Key Highlights
- Fervo Energy (FRVO) launched on Nasdaq at $36 per share, marking a 36% increase from its $27 initial offering price, achieving a market cap of $10.21 billion.
- The geothermal company secured $1.89 billion through its public offering — marking the energy sector’s largest IPO since 2013.
- Major backers include Bill Gates’ Breakthrough Energy Ventures and Devon Energy.
- While generating only $138,000 in revenue last year, Fervo boasts a $7.2 billion contract backlog representing future revenue potential.
- Fervo targets reducing geothermal development costs from $7,000 per kilowatt to $3,000 to achieve price parity with conventional natural gas facilities.
Fervo Energy launched its public trading journey on Wednesday with impressive momentum, debuting on Nasdaq at $36 per share — representing a 33% premium over its $27 offering price. During early market activity, shares climbed further to $36.63, marking approximately 36% appreciation.
The Texas-based geothermal technology company successfully raised $1.89 billion through its initial public offering, distributing 70 million shares priced at $27 apiece. This exceeded both its preliminary pricing range and its initial $1.3 billion fundraising target.
According to Renaissance Capital, this represents the energy and utility sector’s most significant IPO since 2013. The initial pricing established Fervo’s valuation near $8 billion, which subsequently expanded to $10.21 billion following the opening bell.
Fervo counts Bill Gates’ Breakthrough Energy Ventures and Devon Energy among its prominent investors. Gates has consistently championed geothermal technology as a reliable, continuous clean energy solution — offering advantages over intermittent renewable sources like solar and wind that fluctuate with weather patterns.
Established in 2017, the company has pioneered what it describes as next-generation geothermal technology. Using drilling methodologies adapted from the oil and gas shale industry, Fervo accesses heat from deep rock formations previously unreachable by conventional geothermal operations.
That’s the vision. The financial reality shows an early-stage enterprise. Last year, Fervo recorded merely $138,000 in revenue while incurring a net loss of $57.8 million.
However, the company possesses substantial future commitments. Fervo reports executed agreements representing approximately $7.2 billion in anticipated revenue backlog.
Scaling from Pilot to Commercial Operations
Currently, Fervo maintains a 3.5-megawatt operational facility — sufficient to supply electricity to several thousand households. The company is simultaneously developing a substantially larger Utah-based project anticipated to deliver more than 100 times that generating capacity.
Chief Financial Officer David Ulrey informed Barron’s that pre-IPO investor enthusiasm spanned multiple categories. Traditional energy sector investors were “looking for the future,” while generalist fund managers were “really excited about just the trend of AI and hyperscale, and power.”

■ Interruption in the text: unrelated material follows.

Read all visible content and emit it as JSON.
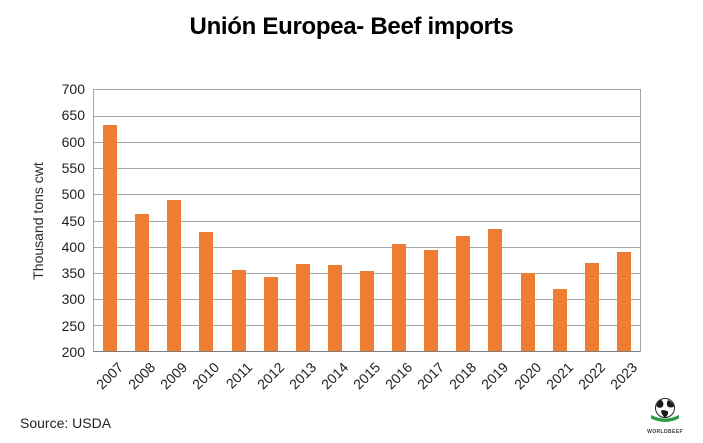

Alphabet numbers among Fervo’s commercial partners. Data center operators are actively seeking dependable, zero-carbon electricity sources as artificial intelligence computing demands drive power consumption higher. Fervo presents itself as a solution addressing this critical infrastructure challenge.
The Economics Challenge
The Utah development carries an estimated construction cost of approximately $7,000 per kilowatt — more than double the expense of building a natural gas power plant. This represents the company’s primary hurdle.
Fervo’s objective is reducing that figure to $3,000 per kilowatt. Achieving that benchmark would position geothermal competitively against gas-fired generation, particularly considering geothermal facilities require no ongoing fuel purchases after construction completion.

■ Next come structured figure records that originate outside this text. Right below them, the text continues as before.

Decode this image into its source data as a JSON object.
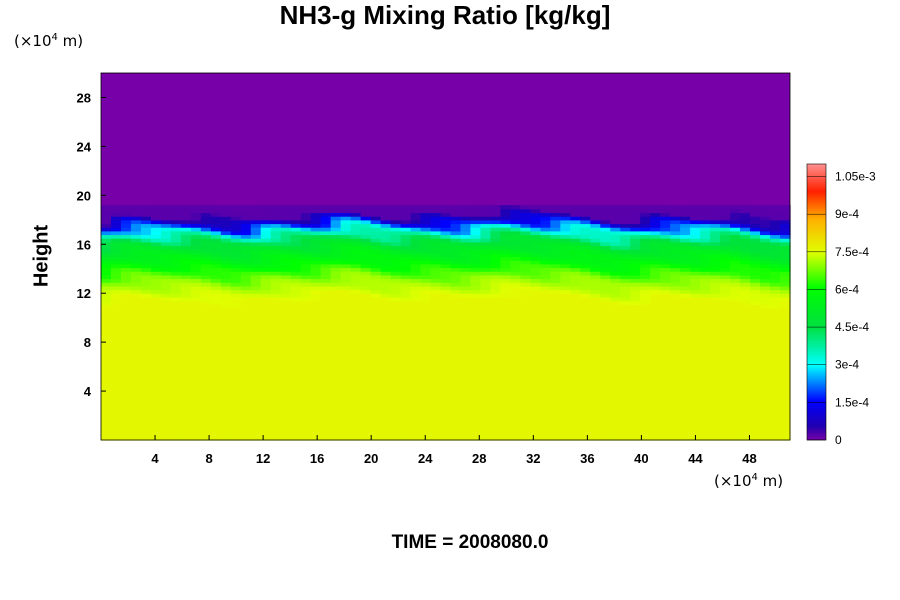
{
  "chart_data": {
    "type": "heatmap",
    "title": "NH3-g Mixing Ratio [kg/kg]",
    "ylabel": "Height",
    "x_unit": "(×10⁴ m)",
    "y_unit": "(×10⁴ m)",
    "footer": "TIME = 2008080.0",
    "xlim": [
      0,
      51
    ],
    "ylim": [
      0,
      30
    ],
    "x_ticks": [
      4,
      8,
      12,
      16,
      20,
      24,
      28,
      32,
      36,
      40,
      44,
      48
    ],
    "y_ticks": [
      4,
      8,
      12,
      16,
      20,
      24,
      28
    ],
    "colorbar": {
      "range": [
        0,
        0.0011
      ],
      "tick_values": [
        0,
        0.00015,
        0.0003,
        0.00045,
        0.0006,
        0.00075,
        0.0009,
        0.00105
      ],
      "tick_labels": [
        "0",
        "1.5e-4",
        "3e-4",
        "4.5e-4",
        "6e-4",
        "7.5e-4",
        "9e-4",
        "1.05e-3"
      ]
    },
    "profile": [
      {
        "height": 0,
        "value": 0.00076
      },
      {
        "height": 11,
        "value": 0.00076
      },
      {
        "height": 12.5,
        "value": 0.0007
      },
      {
        "height": 14,
        "value": 0.00058
      },
      {
        "height": 15.5,
        "value": 0.00048
      },
      {
        "height": 16.5,
        "value": 0.00032
      },
      {
        "height": 17.3,
        "value": 0.00012
      },
      {
        "height": 17.8,
        "value": 2e-05
      },
      {
        "height": 30,
        "value": 0.0
      }
    ],
    "colors": {
      "background_top": "#7800a8",
      "lower_layer": "#e0ff00"
    }
  }
}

The company contends its competitive advantage stems from applying hydraulic fracturing and horizontal drilling innovations from shale energy extraction to geothermal applications. Traditional geothermal facilities could only function in limited geographic areas possessing specific subsurface characteristics. Fervo maintains its technology expands the range of economically viable locations dramatically.
Escalating electricity demand driven by electric vehicle adoption and reshoring of manufacturing capacity is simultaneously straining the U.S. electrical grid, which Fervo identifies as an additional catalyst for sustained demand for its technology platform.
Trading under the ticker symbol FRVO on Nasdaq, shares were trading more than 41% higher by midday Wednesday.